Bionic Bees Pollinate Plants When Real Live Bees Can’t

As Colony Collapse Disorder, mites and other threats to the world’s honeybee population incite worries about how agriculture might be affected, Harvard University researchers have a futuristic solution: RoboBees. These bionic bees could fly from flower to flower, pollinating crops the same way living honeybees would. While they’re not exactly a replacement for nature, they could be a real help, and also offer search-and-rescue capabilities.

These mechanical bees are not much larger than the real thing, and they could be coordinated to autonomously pollinate a field of crops, search for survivors in the aftermath of a natural disaster, explore hazardous environments, traffic monitoring and high-resolution weather and climate mapping. Of course, Harvard notes that they’re also useful for military surveillance.

The next step, according to the researchers, is to use these bionic bees to gain a greater understanding of how to artificially mimic the collective behavior and ‘intelligence’ of a bee colony. It could also advance work on the construction of other small-scale flying robots.

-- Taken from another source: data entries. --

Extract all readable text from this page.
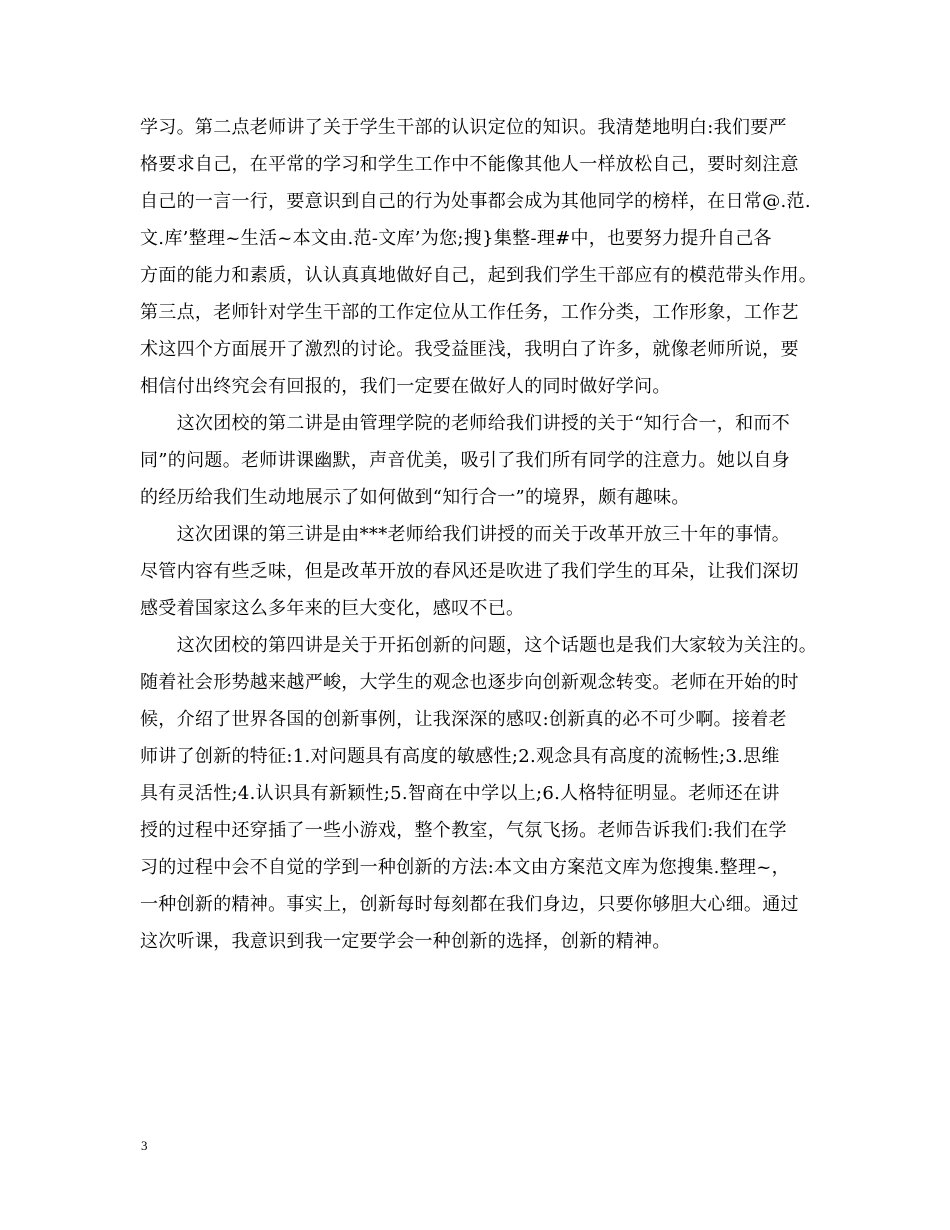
学习。第二点老师讲了关于学生干部的认识定位的知识。我清楚地明白:我们要严
格要求自己，在平常的学习和学生工作中不能像其他人一样放松自己，要时刻注意
自己的一言一行，要意识到自己的行为处事都会成为其他同学的榜样，在日常@.范.
文.库’整理~生活~本文由.范-文库’为您;搜}集整-理#中，也要努力提升自己各
方面的能力和素质，认认真真地做好自己，起到我们学生干部应有的模范带头作用。
第三点，老师针对学生干部的工作定位从工作任务，工作分类，工作形象，工作艺
术这四个方面展开了激烈的讨论。我受益匪浅，我明白了许多，就像老师所说，要
相信付出终究会有回报的，我们一定要在做好人的同时做好学问。
　　这次团校的第二讲是由管理学院的老师给我们讲授的关于“知行合一，和而不
同”的问题。老师讲课幽默，声音优美，吸引了我们所有同学的注意力。她以自身
的经历给我们生动地展示了如何做到“知行合一”的境界，颇有趣味。
　　这次团课的第三讲是由***老师给我们讲授的而关于改革开放三十年的事情。
尽管内容有些乏味，但是改革开放的春风还是吹进了我们学生的耳朵，让我们深切
感受着国家这么多年来的巨大变化，感叹不已。
　　这次团校的第四讲是关于开拓创新的问题，这个话题也是我们大家较为关注的。
随着社会形势越来越严峻，大学生的观念也逐步向创新观念转变。老师在开始的时
候，介绍了世界各国的创新事例，让我深深的感叹:创新真的必不可少啊。接着老
师讲了创新的特征:1.对问题具有高度的敏感性;2.观念具有高度的流畅性;3.思维
具有灵活性;4.认识具有新颖性;5.智商在中学以上;6.人格特征明显。老师还在讲
授的过程中还穿插了一些小游戏，整个教室，气氛飞扬。老师告诉我们:我们在学
习的过程中会不自觉的学到一种创新的方法:本文由方案范文库为您搜集.整理~，
一种创新的精神。事实上，创新每时每刻都在我们身边，只要你够胆大心细。通过
这次听课，我意识到我一定要学会一种创新的选择，创新的精神。
3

They also aim to design dynamic software to mimic a bee’s brain as well as complex ‘smart sensors’ akin to a bee’s eyes and antennae.

“In 2009 the three of us began to seriously consider what it would take to create a robotic bee colony,” the researchers told Scientific American. “We wondered if mechanical bees could replicate not just an individual’s behavior but the unique behavior that emerges out of interactions among thousands of bees. We have now created the first RoboBees—flying bee-size robots—and are working on methods to make thousands of them cooperate like a real hive.”